Avrupa’nın birçok ülkesinde Müslümanlar tehdit ediliyor; “Avrupa değerlerine uyum sağlayacaksınız, entegre olacaksınız yoksa hoş karşılanmayacaksınız”
2. Dünya Savaşı sonrası işgücüne ihtiyaç vardı; Avrupa, işçi ihtiyacını karşılamak için dışarıdan gelen insan kitlelerini kabul etti.
Avrupa’da İslam hızla kabul görüyor.
Yani yerli Avrupalılar, Müslüman olmaya başladı. Bu durum elbette Avrupa’nın ırkçı partilerini rahatsız ediyor.
Ebba örneğinde olduğu gibi Müslümanlara nasıl davranacağı; İslam’ın hangi kuralını uygulayıp uygulayamayacağını söyleme hakkını ırkçı, faşist siyasilere kim veriyor?
Müslümanlar, yaşadıkları topluma kolay uyum sağlayabilir.

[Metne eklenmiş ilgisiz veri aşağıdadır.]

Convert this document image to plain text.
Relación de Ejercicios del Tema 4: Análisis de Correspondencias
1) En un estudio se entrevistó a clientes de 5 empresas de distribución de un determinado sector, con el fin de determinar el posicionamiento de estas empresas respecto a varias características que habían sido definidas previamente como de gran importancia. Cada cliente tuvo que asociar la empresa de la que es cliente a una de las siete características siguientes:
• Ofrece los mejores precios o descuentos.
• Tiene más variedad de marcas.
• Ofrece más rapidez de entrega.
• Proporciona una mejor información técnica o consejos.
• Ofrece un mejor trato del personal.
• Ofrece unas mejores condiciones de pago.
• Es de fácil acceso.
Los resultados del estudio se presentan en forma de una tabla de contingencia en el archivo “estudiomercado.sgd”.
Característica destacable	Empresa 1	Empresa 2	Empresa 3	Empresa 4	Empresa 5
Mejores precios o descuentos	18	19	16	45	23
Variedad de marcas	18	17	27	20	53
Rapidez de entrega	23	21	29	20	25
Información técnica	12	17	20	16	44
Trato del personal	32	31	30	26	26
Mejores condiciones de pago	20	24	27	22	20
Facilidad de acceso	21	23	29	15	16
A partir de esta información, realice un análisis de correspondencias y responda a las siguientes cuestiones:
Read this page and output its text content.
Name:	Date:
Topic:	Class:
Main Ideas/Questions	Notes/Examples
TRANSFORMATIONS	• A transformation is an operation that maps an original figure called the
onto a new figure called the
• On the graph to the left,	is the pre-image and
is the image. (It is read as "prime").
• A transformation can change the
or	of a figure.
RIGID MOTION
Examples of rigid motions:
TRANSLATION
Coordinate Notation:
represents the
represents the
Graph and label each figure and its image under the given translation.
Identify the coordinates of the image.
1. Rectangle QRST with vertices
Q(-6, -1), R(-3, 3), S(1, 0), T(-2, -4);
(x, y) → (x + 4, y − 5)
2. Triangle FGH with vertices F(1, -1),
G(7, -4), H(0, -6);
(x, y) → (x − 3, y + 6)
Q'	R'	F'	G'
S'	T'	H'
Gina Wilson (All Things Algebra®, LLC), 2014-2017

Devletlerin görevi; bünyelerinde yaşayan Müslümanların kendilerini değerli ve o topluma dahil olduklarını hissetmelerini sağlamalıdır.
Fakat önümüzdeki günlerde aynen Endülüs’te olduğu gibi hem kitlesel kıyım hem de kültürün sıfırlanması gibi bir durumun yaşanmaması için tedbir alınmalıdır.
Avrupa Müslümanları, her gün sözlü ve fiziki şiddete maruz kalmakta; bu durum da tedirginliği arttırmaktadır.
Avrupa’nın birçok başkentinde Kur’an’ı Kerim yakılmakta, Müslümanlar provoke edilmektedir.
Avrupa Müslümanları, nefret çığırtkanlarının tuzağına düşmemeli, uyanık olmalı ve kanun çerçevesinde hareket ederek; kirli siyaset güden partilerin söylemini boşa çıkartmalı ki zaten tuzağa düşmüyor.
Avrupa Müslümanları yalnız mı bırakılıyor?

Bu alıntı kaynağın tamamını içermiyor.